23. Doha Forum’unda Katar’da düzenlenen “Sudan: Barış Olasılıkları ve Devletin Geleceği” paneli, Sudan’da süren çatışmaların yalnızca iç dinamiklerle açıklanamayacağı hususunda birtakım müzakereleri beraberinde getirdi. Panelde, Sudan’daki krizin “iki taraf” söylemine indirgenmesinin, sahadaki meseleyi aslından koparıp başka bir manipülasyona götürmeye sevk ettiğine değinildi.

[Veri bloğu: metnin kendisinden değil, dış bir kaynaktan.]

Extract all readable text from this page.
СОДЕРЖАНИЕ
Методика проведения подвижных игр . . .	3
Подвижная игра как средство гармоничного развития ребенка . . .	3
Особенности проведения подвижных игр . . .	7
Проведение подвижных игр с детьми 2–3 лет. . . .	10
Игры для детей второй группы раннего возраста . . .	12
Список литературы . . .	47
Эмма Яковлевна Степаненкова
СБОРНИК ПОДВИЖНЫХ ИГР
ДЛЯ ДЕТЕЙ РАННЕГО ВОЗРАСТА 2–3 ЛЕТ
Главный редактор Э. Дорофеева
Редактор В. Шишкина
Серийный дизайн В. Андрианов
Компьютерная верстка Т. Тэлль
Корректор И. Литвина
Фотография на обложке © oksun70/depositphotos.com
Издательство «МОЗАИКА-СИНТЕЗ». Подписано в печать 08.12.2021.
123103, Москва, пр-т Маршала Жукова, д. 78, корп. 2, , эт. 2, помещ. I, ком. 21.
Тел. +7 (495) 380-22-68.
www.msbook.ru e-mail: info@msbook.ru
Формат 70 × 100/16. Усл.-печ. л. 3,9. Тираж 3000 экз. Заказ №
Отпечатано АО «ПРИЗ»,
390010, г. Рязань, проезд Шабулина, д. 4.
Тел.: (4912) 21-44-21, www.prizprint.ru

Soykırımcı HDK'nin meşrulaştırılmasına tepki
Panelde konuşan Sudan Adalet Bakanı Abdullah Muhammed Derf, başkent Hartum ve çeşitli şehirlerde yaşanan çatışmaların “iç savaş” olarak tanımlanmasının hakikati perdelediğini söyledi. Derf, Sudan’da yaşananların, meşru devlet yapısına karşı dış bağlantılarla güçlendirilen silahlı bir yapının yürüttüğü yıkıcı bir operasyon olduğunu aktardı.
“Bu, Sudanlıların kendi içinde yaşadığı bir anlaşmazlık değil. Sudan devletinin egemenliğini hedef alan bir saldırıyla karşı karşıyayız.”
Derf, uluslararası kurum ve çevrelerin Sudan ordusu ile Hızlı Destek Kuvvetlerini (HDK) eş değer siyasi aktörler gibi sunmasını “ülkenin meşruiyetini erozyona uğratan” bir yaklaşım olarak niteledi. Bakan, HDK’nın sahadaki varlığının komşu ülkeler ve uzak coğrafyalardan getirilen paralı unsurlarla takviye edildiğini, silah tedarikinin de devam ettiğini söyledi. Derf’e göre bu tablo, söz konusu askeri yapıyı Sudan halkının talebiyle ortaya çıkan bir güç olmaktan çıkarıp dış politik projelerin taşeronu hâline getiriyor.
BM, meşru hükümetle, terörist HDK'yi aynı kefeye koyuyor
Sudan hükümeti, devlet ordusunun ülkenin asli ve meşru güvenlik kurumu olduğunu vurgularken; panelde yer alan BM temsilcileri ise çatışmanın bitirilmesi için “tüm taraflara” çağrı yaptı. BM Siyasi İşlerden Sorumlu Genel Sekreter Yardımcısı Rosemary DiCarlo’nun, “Her gün insanlar ölüyor. Silah akışı durdurulmalı, birlikte bir çözüm bulmalıyız.” sözleri, eşit taraflar söyleminin uluslararası kurumlarda hâkim olduğunu göstermesi bakımından dikkat çekti. Bu yaklaşım, Hartum yönetimine göre devlet ile silahlı milis yapılanmasını aynı konuma indirgeme riskini içeriyor.
Afrika Birliği dış müdahalelerin kesilmesini söyledi
Afrika Birliği Komisyonu’ndan Bankole Adeoye ise Sudan’daki çatışmanın “gerekçesiz ve yıkıcı” olduğunu belirterek dış müdahalenin kesilmesi gerektiğini söyledi. Adeoye’nin, “Sudan’ın parçalanmasına ve paralel yönetim girişimlerine karşıyız.” açıklaması arabuluculuk girişimlerinin merkezî bir Afrika Birliği rolü olmadan sonuç alamayacağını belirtiyor.
Emperyalist aktörlerin Sudan'daki hesapları
ABD’li eski üst düzey diplomat Cameron Hudson ise krizin yalnızca Hartum sokaklarında değil, bölgesel rekabetin koridorlarında sürdüğüne işaret etti. Hudson’a göre Sudan’da bugün iki savaş yaşanıyor:
— Biri ordunun sahada yürüttüğü silahlı mücadele,
— Diğeri ise bölgesel ve küresel güçlerin ülkenin geleceği üzerindeki nüfuz mücadelesi.
Sudan'da yaşananlar “Devlet–milis çatışması” değil; devletin egemenliğini çökertmeyi hedefleyen dış bağlantılı bir güç operasyonudur. Bu nedenle Hartum, arabuluculukta kullanılan “iki taraf” söylemini, silahlı yapılara meşruiyet devşirmek için kurulan bir dil olarak görüyor. Ülkenin asli siyasi otoritesini temsil eden devlet kurumlarının “taraf” seviyesine indirilmesi; hem siyasi süreçte hem de sahada meşru güç olan Sudan ordusunu zayıflatma girişimidir.
Bu çıkmazlar, şu soruyu da gündeme getiriyor:
Sudan’da barışı talep ettiğini söyleyenler, aslında kimin barışını inşa etmeye çalışıyor?